Ontem, à hora do jantar, a quietude da noite de domingo aqui em casa foi interrompida por repetidas e insistentes batidas na porta. Abri e deparei com dois mascarados que, pela altura e constituição física, não deviam ter mais de oito ou nove anos. Os dois estavam mascarados de “Scream”, personagem de um filme de terror para adolescentes, made in usa, muito associado aos mitos urbanos do halloween. Sem pronunciarem palavra, os dois miúdos limitaram-se apenas a levantar uma das mãos e a sinalizar que queriam dinheiro.

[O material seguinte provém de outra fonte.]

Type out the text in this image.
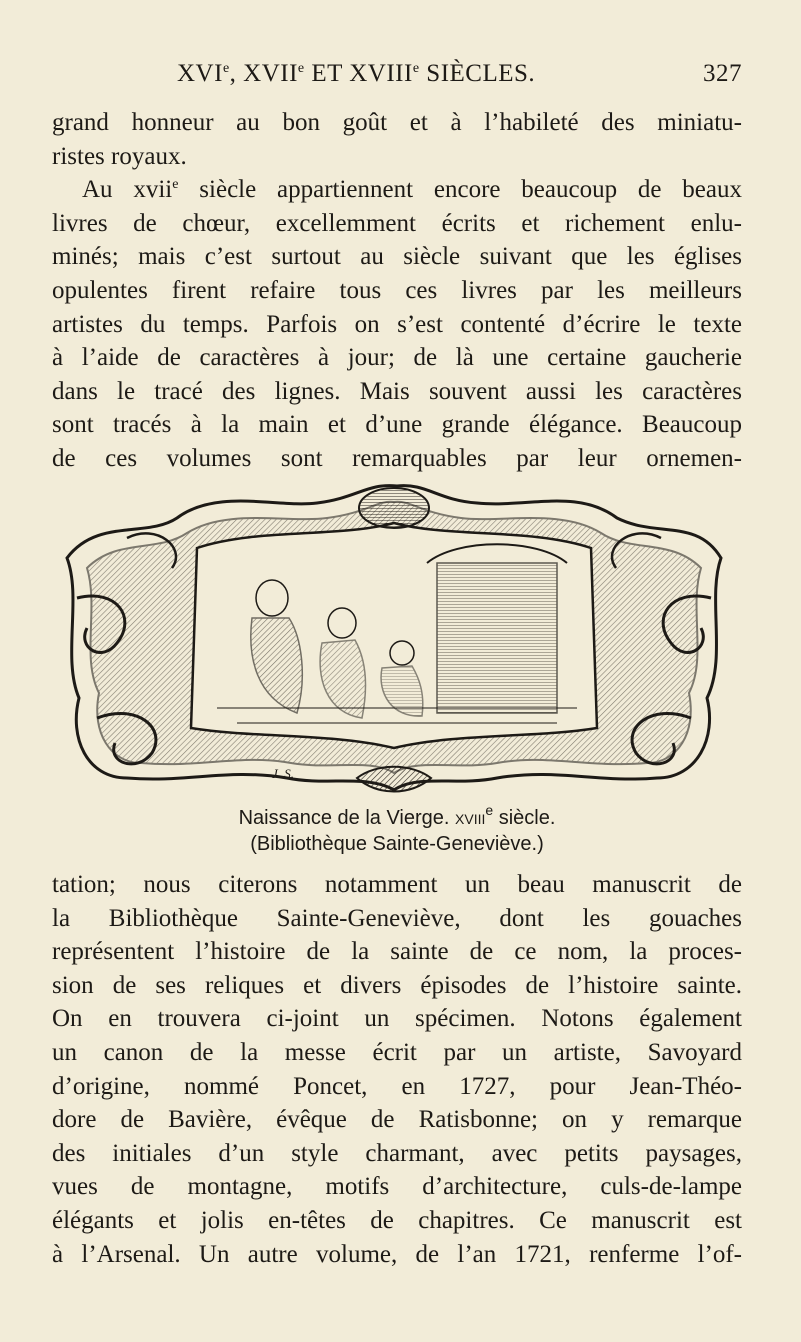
XVIe, XVIIe ET XVIIIe SIÈCLES.	327

grand honneur au bon goût et à l’habileté des miniatu-
ristes royaux.
Au xvii$^e$ siècle appartiennent encore beaucoup de beaux
livres de chœur, excellemment écrits et richement enlu-
minés; mais c’est surtout au siècle suivant que les églises
opulentes firent refaire tous ces livres par les meilleurs
artistes du temps. Parfois on s’est contenté d’écrire le texte
à l’aide de caractères à jour; de là une certaine gaucherie
dans le tracé des lignes. Mais souvent aussi les caractères
sont tracés à la main et d’une grande élégance. Beaucoup
de ces volumes sont remarquables par leur ornemen-

J. S.
Naissance de la Vierge. xviii$^e$ siècle.
(Bibliothèque Sainte-Geneviève.)

tation; nous citerons notamment un beau manuscrit de
la Bibliothèque Sainte-Geneviève, dont les gouaches
représentent l’histoire de la sainte de ce nom, la proces-
sion de ses reliques et divers épisodes de l’histoire sainte.
On en trouvera ci-joint un spécimen. Notons également
un canon de la messe écrit par un artiste, Savoyard
d’origine, nommé Poncet, en 1727, pour Jean-Théo-
dore de Bavière, évêque de Ratisbonne; on y remarque
des initiales d’un style charmant, avec petits paysages,
vues de montagne, motifs d’architecture, culs-de-lampe
élégants et jolis en-têtes de chapitres. Ce manuscrit est
à l’Arsenal. Un autre volume, de l’an 1721, renferme l’of-
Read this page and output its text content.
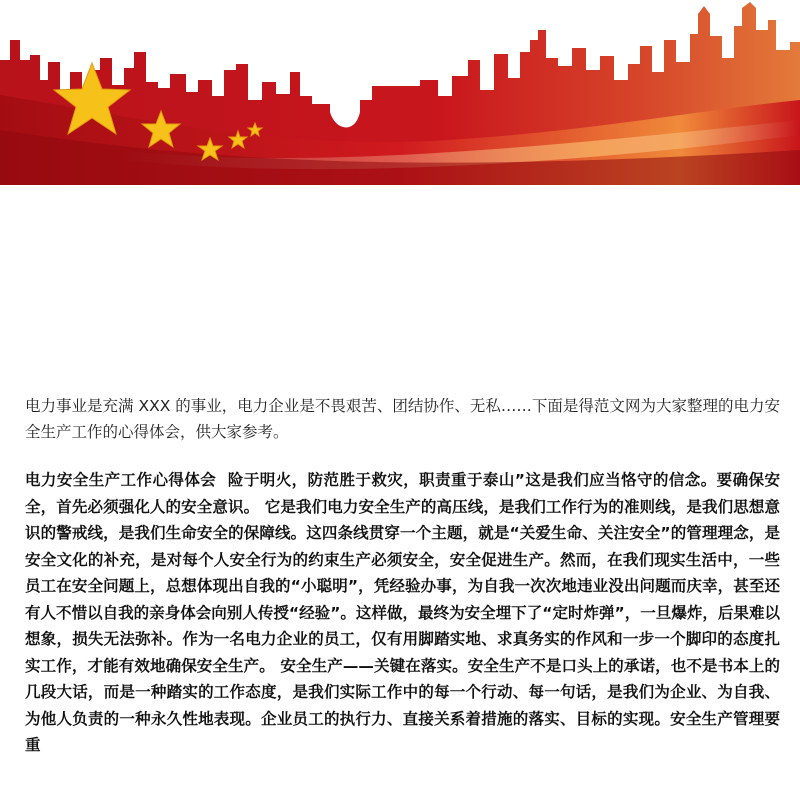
电力事业是充满 XXX 的事业，电力企业是不畏艰苦、团结协作、无私……下面是得范文网为大家整理的电力安全生产工作的心得体会，供大家参考。

电力安全生产工作心得体会 险于明火，防范胜于救灾，职责重于泰山”这是我们应当恪守的信念。要确保安全，首先必须强化人的安全意识。 它是我们电力安全生产的高压线，是我们工作行为的准则线，是我们思想意识的警戒线，是我们生命安全的保障线。这四条线贯穿一个主题，就是“关爱生命、关注安全”的管理理念，是安全文化的补充，是对每个人安全行为的约束生产必须安全，安全促进生产。然而，在我们现实生活中，一些员工在安全问题上，总想体现出自我的“小聪明”，凭经验办事，为自我一次次地违业没出问题而庆幸，甚至还有人不惜以自我的亲身体会向别人传授“经验”。这样做，最终为安全埋下了“定时炸弹”，一旦爆炸，后果难以想象，损失无法弥补。作为一名电力企业的员工，仅有用脚踏实地、求真务实的作风和一步一个脚印的态度扎实工作，才能有效地确保安全生产。 安全生产——关键在落实。安全生产不是口头上的承诺，也不是书本上的几段大话，而是一种踏实的工作态度，是我们实际工作中的每一个行动、每一句话，是我们为企业、为自我、为他人负责的一种永久性地表现。企业员工的执行力、直接关系着措施的落实、目标的实现。安全生产管理要重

Achei estranha e, ao mesmo tempo, curiosa esta verdadeira miscigenação que confunde o halloween e o “trick or treat” das crianças americanas que circulam pelas casas da vizinhança a pedir doces, com o carnaval europeu, a festa pagã por excelência de todos os excessos e transgressões. Outro sinal claro dos dias que vivemos é o facto de os miúdos exigirem dinheiro em vez de rebuçados e bombons. Claro que, se isto fosse sinal de uma sociedade multicultural até teria a sua graça. Mas não é o caso. Estamos sobretudo perante uma consequência do fenómeno da chamada globalização que, tendo o lado positivo da facilidade de acesso à informação, tem claramente também um lado mais sombrio que é o de formatar e normalizar o pensamento dos jovens, de forma quase exclusiva, pelos padrões e valores da cultura anglo-saxónica, sobretudo numa idade em que estão muito permeáveis às influências do exterior.
Os dois miúdos que ontem me bateram à porta pertencem claramente a uma geração urbana que está a crescer com a net, os videojogos, o messenger, o hi-5, as séries e filmes de produção americana, muito, muito longe das referências identitárias da nossa própria cultura nacional. São (pré-)adolescentes formados não apenas por valores e padrões culturais «estrangeiros», mas também perigosos: cultura da violência, da ambição, do individualismo, da ausência de escrúpulos, da satisfação imediata de todos os caprichos e desejos e até de uma certa ideia de que a «vida é fácil», cujas consequências em termos sociais, e mesmo políticos, não tardaremos a descobrir e, o que é pior, a vivenciar. Os 45 minutos semanais de Formação Cívica com que a escola pública portuguesa tenta combater tudo isto podem muito pouco para mudar esta situação, sobretudo se as próprias famílias (não todas, mas um número significativo delas) se continuarem a demitir da educação dos filhos.
Foi por isso que, ontem, sorri e disse aos dois jovens mascarados que estavam no filme errado, pois o halloween já se tinha festejado em Novembro, nos EUA, e agora estávamos no Carnaval e no Alentejo. Viraram-me as costas sem dizer uma palavra e foram bater a outra porta. Suponho que, para eles, foi como se eu tivesse falado chinês ou, o que é ainda mais provável, estivesse verdadeiramente gágá.